Being able to leave the actor off stage is useful for solving a variety of writing problems.
Ex: samples were collected.

We also use the passive to refer to work when the specific attribution isn’t important.
Ex: It has been argued that …

6.
The passive voice is for when you need to make the acted-on the subject of the sentence or when you have an honest reason to avoid naming the actor. Use it for those jobs. Otherwise, listen to Strunk and White: use the active voice.

7.
Fuzzy verbs

We are supposed to be clear, and verbs that show action make writing clear. Verbs that mask the action are weak and can be confusing.

Fuzzy verbs say that something happened but not what; action verbs show you what. Action verbs are powerful, concrete storytelling tools. They make your writing more interesting, which is nice, but also clearer, which is vital.

Weak Fuzzy Verbs: Occur/Facilitate/Conduct/Implement/Affect/Perform

Strong Action Verbs: Modify/ Increase/ React/ Accelerate/ Accomplish/ Decrease/ Inhibit/ Migrate/ Create/ Invade/ Disrupt

8.
Nominalizations

Do not write: We conducted an investigation of the effect of
Write: We investigated the effect of

This process of turning a verb into a noun is known as creating a nominalization. As a result of using a noun rather than a verb to describe action loses energy and gains length, but contains no more information.

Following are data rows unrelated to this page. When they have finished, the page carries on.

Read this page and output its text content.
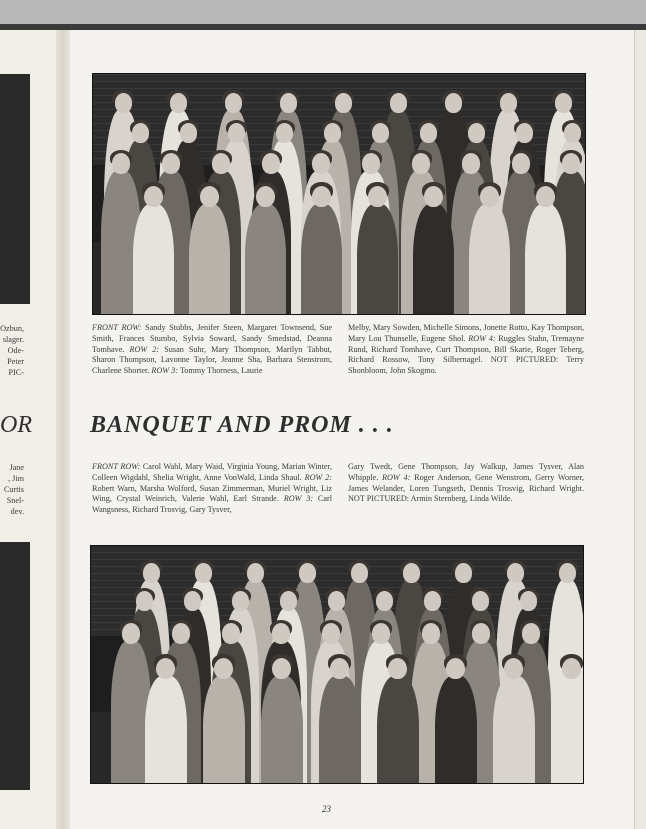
Ozbun,

slager.

Ode-

Peter

PIC-

OR

Jane

, Jim

Curtis

Snel-

dev.

FRONT ROW: Sandy Stubbs, Jenifer Steen, Margaret Townsend, Sue Smith, Frances Stumbo, Sylvia Soward, Sandy Smedstad, Deanna Tomhave. ROW 2: Susan Suhr, Mary Thompson, Marilyn Tabbut, Sharon Thompson, Lavonne Taylor, Jeanne Sha, Barbara Stenstrom, Charlene Shorter. ROW 3: Tommy Thorness, Laurie

Melby, Mary Sowden, Michelle Simons, Jonette Rotto, Kay Thompson, Mary Lou Thunselle, Eugene Shol. ROW 4: Ruggles Stahn, Tremayne Rund, Richard Tomhave, Curt Thompson, Bill Skarie, Roger Teberg, Richard Rossow, Tony Silbernagel. NOT PICTURED: Terry Shonbloom, John Skogmo.

BANQUET AND PROM . . .

FRONT ROW: Carol Wahl, Mary Waid, Virginia Young, Marian Winter, Colleen Wigdahl, Shelia Wright, Anne VonWald, Linda Shaul. ROW 2: Robert Warn, Marsha Wolford, Susan Zimmerman, Muriel Wright, Liz Wing, Crystal Weinrich, Valerie Wahl, Earl Strande. ROW 3: Carl Wangsness, Richard Trosvig, Gary Tysver,

Gary Twedt, Gene Thompson, Jay Walkup, James Tysver, Alan Whipple. ROW 4: Roger Anderson, Gene Wenstrom, Gerry Worner, James Welander, Loren Tungseth, Dennis Trosvig, Richard Wright. NOT PICTURED: Armin Sternberg, Linda Wilde.

23
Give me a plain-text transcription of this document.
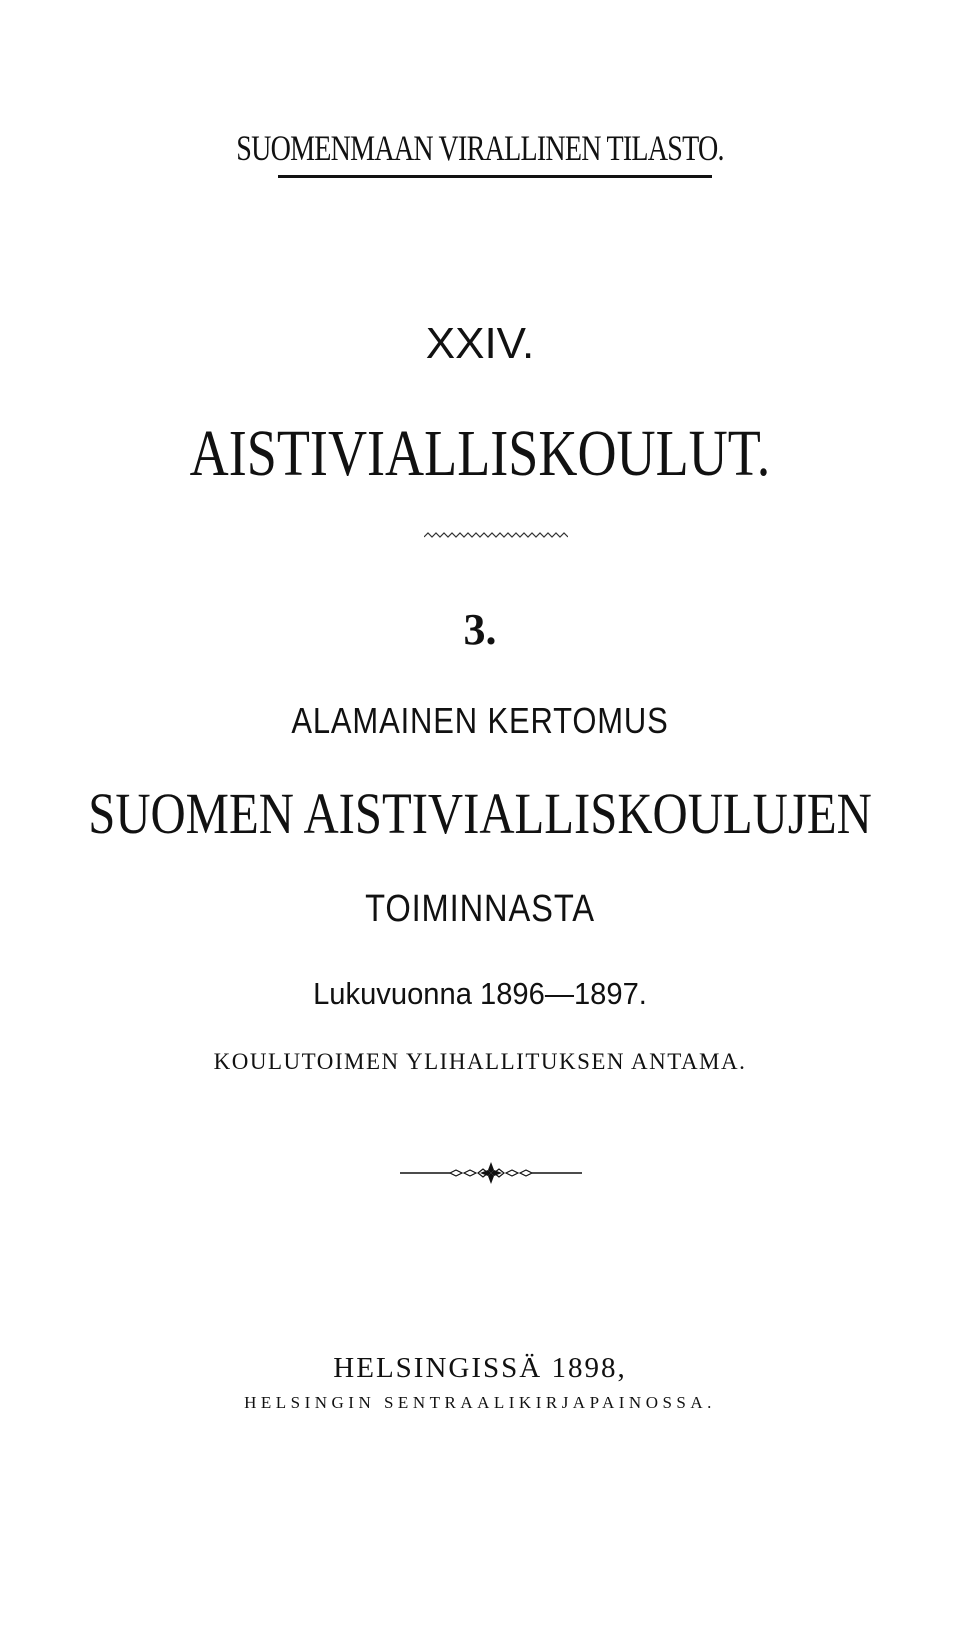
SUOMENMAAN VIRALLINEN TILASTO.
XXIV.
AISTIVIALLISKOULUT.
3.
ALAMAINEN KERTOMUS
SUOMEN AISTIVIALLISKOULUJEN
TOIMINNASTA
Lukuvuonna 1896—1897.
KOULUTOIMEN YLIHALLITUKSEN ANTAMA.
HELSINGISSÄ 1898,
HELSINGIN SENTRAALIKIRJAPAINOSSA.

That is all bad, yet using nominalizations, instead of verbs, is a common failing in academic writing.

Nominalization: Movement/ Difference/ Suggestion/ Interaction/ Analysis/ Development

Verb: Move/ Differ/ Suggest/ Interact/ Analyze/ Develop

9.
Another problem with verb nominalizations is that they are necessarily connected to fuzzy verbs. Because the action is named in the nominalization, and a sentence still needs a verb, it will be weak. Scan your work for nominalizations — there are probably more than you imagined. As a rule, turn them into verbs.

10.
Adjective Nominalizations

There is another form of nominalization: converting an adjective into a noun. Nominalizing adjectives also steals color and energy from writing. They leave it heavy and flat.